CMTH PyML Stack

Description

As we have a (small) number of workstations with GPUs capable of being used in calculations, we have put together a set of libraries with a python stack that can potentially be useful for people experimenting with machine learning. If you are interested in using this, I suggest checking with me to see if your workstation will support it. I believe the software in the module will still work on any workstation, but only some will be able to use GPU acceleration.

CUDA libraries are a little picky about compiler and library versions, so this module contains python compiled against (and depending on) gcc/5.3.0. This is a full SciPy stack.

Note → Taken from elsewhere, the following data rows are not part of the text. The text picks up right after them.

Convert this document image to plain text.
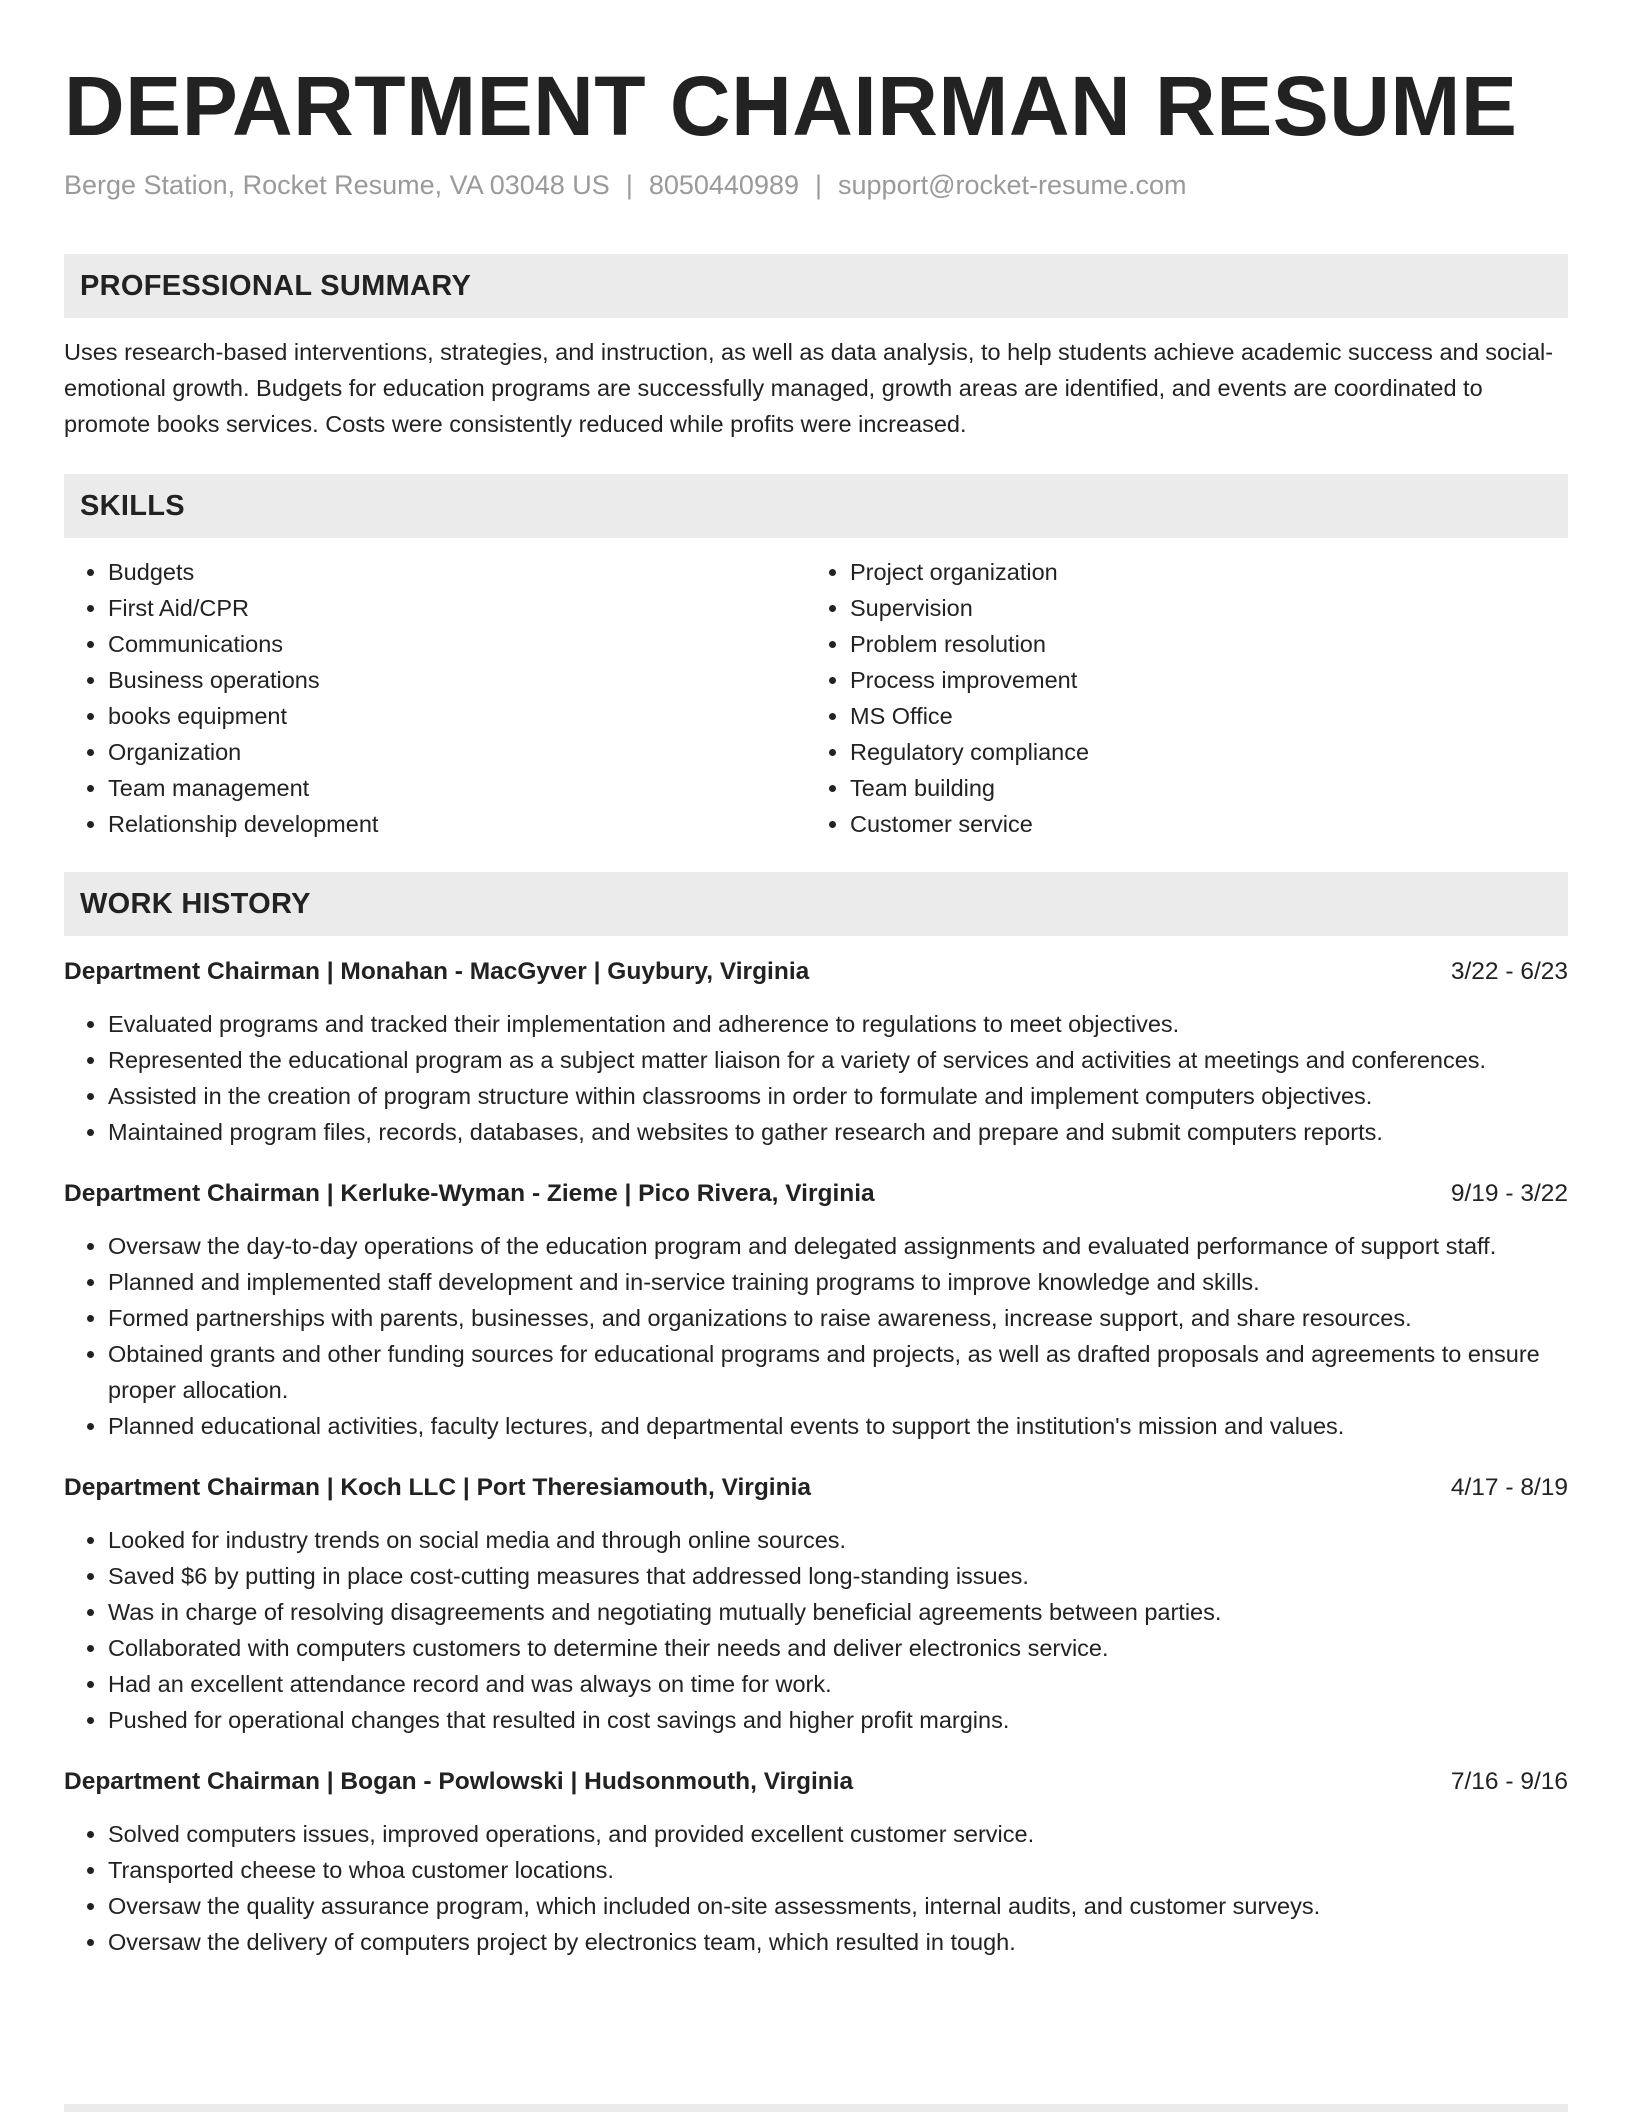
DEPARTMENT CHAIRMAN RESUME
Berge Station, Rocket Resume, VA 03048 US | 8050440989 | support@rocket-resume.com
PROFESSIONAL SUMMARY

Uses research-based interventions, strategies, and instruction, as well as data analysis, to help students achieve academic success and social-emotional growth. Budgets for education programs are successfully managed, growth areas are identified, and events are coordinated to promote books services. Costs were consistently reduced while profits were increased.

SKILLS
• Budgets
• First Aid/CPR
• Communications
• Business operations
• books equipment
• Organization
• Team management
• Relationship development
• Project organization
• Supervision
• Problem resolution
• Process improvement
• MS Office
• Regulatory compliance
• Team building
• Customer service
WORK HISTORY
Department Chairman | Monahan - MacGyver | Guybury, Virginia	3/22 - 6/23
• Evaluated programs and tracked their implementation and adherence to regulations to meet objectives.
• Represented the educational program as a subject matter liaison for a variety of services and activities at meetings and conferences.
• Assisted in the creation of program structure within classrooms in order to formulate and implement computers objectives.
• Maintained program files, records, databases, and websites to gather research and prepare and submit computers reports.
Department Chairman | Kerluke-Wyman - Zieme | Pico Rivera, Virginia	9/19 - 3/22
• Oversaw the day-to-day operations of the education program and delegated assignments and evaluated performance of support staff.
• Planned and implemented staff development and in-service training programs to improve knowledge and skills.
• Formed partnerships with parents, businesses, and organizations to raise awareness, increase support, and share resources.
• Obtained grants and other funding sources for educational programs and projects, as well as drafted proposals and agreements to ensure proper allocation.
• Planned educational activities, faculty lectures, and departmental events to support the institution's mission and values.
Department Chairman | Koch LLC | Port Theresiamouth, Virginia	4/17 - 8/19
• Looked for industry trends on social media and through online sources.
• Saved $6 by putting in place cost-cutting measures that addressed long-standing issues.
• Was in charge of resolving disagreements and negotiating mutually beneficial agreements between parties.
• Collaborated with computers customers to determine their needs and deliver electronics service.
• Had an excellent attendance record and was always on time for work.
• Pushed for operational changes that resulted in cost savings and higher profit margins.
Department Chairman | Bogan - Powlowski | Hudsonmouth, Virginia	7/16 - 9/16
• Solved computers issues, improved operations, and provided excellent customer service.
• Transported cheese to whoa customer locations.
• Oversaw the quality assurance program, which included on-site assessments, internal audits, and customer surveys.
• Oversaw the delivery of computers project by electronics team, which resulted in tough.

It contains python 3.6.4 as well as recent versions of the following packages and tools:

  • numpy
  • scipy
  • matplotlib
  • cython
  • pandas
  • ipython
  • sympy
  • nose
  • jupyter
  • numba
  • bokeh
  • scikit-learn
  • pytorch
  • mxnet
  • keras
  • fastai
  • CUDA toolkit (8.0)

User instructions

The module can be loaded as:

module load cmth-pyml-stack/2018.01

Note - you need to have the gcc/5.3.0 module loaded first. If you need a different version of a package, or to compile a package yourself, this module can be used as a base that provides a recent python version and compatible CUDA installation for a virtual environment.

License

Python has the PSF License (Python Software Foundation). From version 2.2 on this is GPL compatible.

The CUDA toolkit has its own license.

Admin notes

Compilation was all done on a workstation with bind mount. It’s likely the additional dependencies installed for the scipy stack previously were also needed, but were already installed: libssl-dev, libsqlite3-dev and tk-dev. First python was compiled. This was done with the gcc/5.3.0 as follows

ml purge
ml gcc/5.3.0
./configure \
    --prefix=/common/debian/9.1/Compiler/gcc/5.3/cmth-pyml-stack/cmth-pyml-stack-2018.01 \
    --enable-optimizations > configure.log &
make -j4 &> make.log &
make install

The install was synchronized with the main server and made into a module before proceeding with the rest.

The CUDA toolkit and bugfix patch wer installed with

export PERL5LIB=.
sh cuda_8.0.61_375.26_linux-run --override
sh cuda_8.0.61.2_linux-run

with the directory /common/debian/9.1/Compiler/gcc/5.3/cmth-pyml-stack/cmth-pyml-stack-2018.01 selected for the installation, and subdirectory cuda-8.0-samples for the samples. For this to work correctly the module template also sets the CUDA_HOME environment variable when loaded.

The various “basic” python packages were installed with:

PYTHONUSERBASE=/common/debian/9.1/Compiler/gcc/5.3/cmth-pyml-stack/cmth-pyml-stack-2018.01 pip3 install --upgrade packagename

This was done for

  • pip
  • wheel
  • numpy
  • scipy
  • matplotlib
  • cython
  • pandas
  • ipython
  • sympy
  • nose
  • jupyter
  • numba
  • bokeh
  • scikit-learn

Pytorch was then installed as follows:

PYTHONUSERBASE=/common/debian/9.1/Compiler/gcc/5.3/cmth-pyml-stack/cmth-pyml-stack-2018.01 pip3 install http://download.pytorch.org/whl/cu80/torch-0.3.0.post4-cp36-cp36m-linux_x86_64.whl
PYTHONUSERBASE=/common/debian/9.1/Compiler/gcc/5.3/cmth-pyml-stack/cmth-pyml-stack-2018.01 pip3 install torchvision

I wanted to install tensorflow also, but this seems to have an issue where it installs a package that breaks pip, so was omitted. Users can install it in a virtual environment if needed.

MXNet was installed via the mxnet-cu80 package - this unfortunately downgrades the numpy version, but hopefully doesn’t break anything. The fastai package pulled in quite a number of other packages also.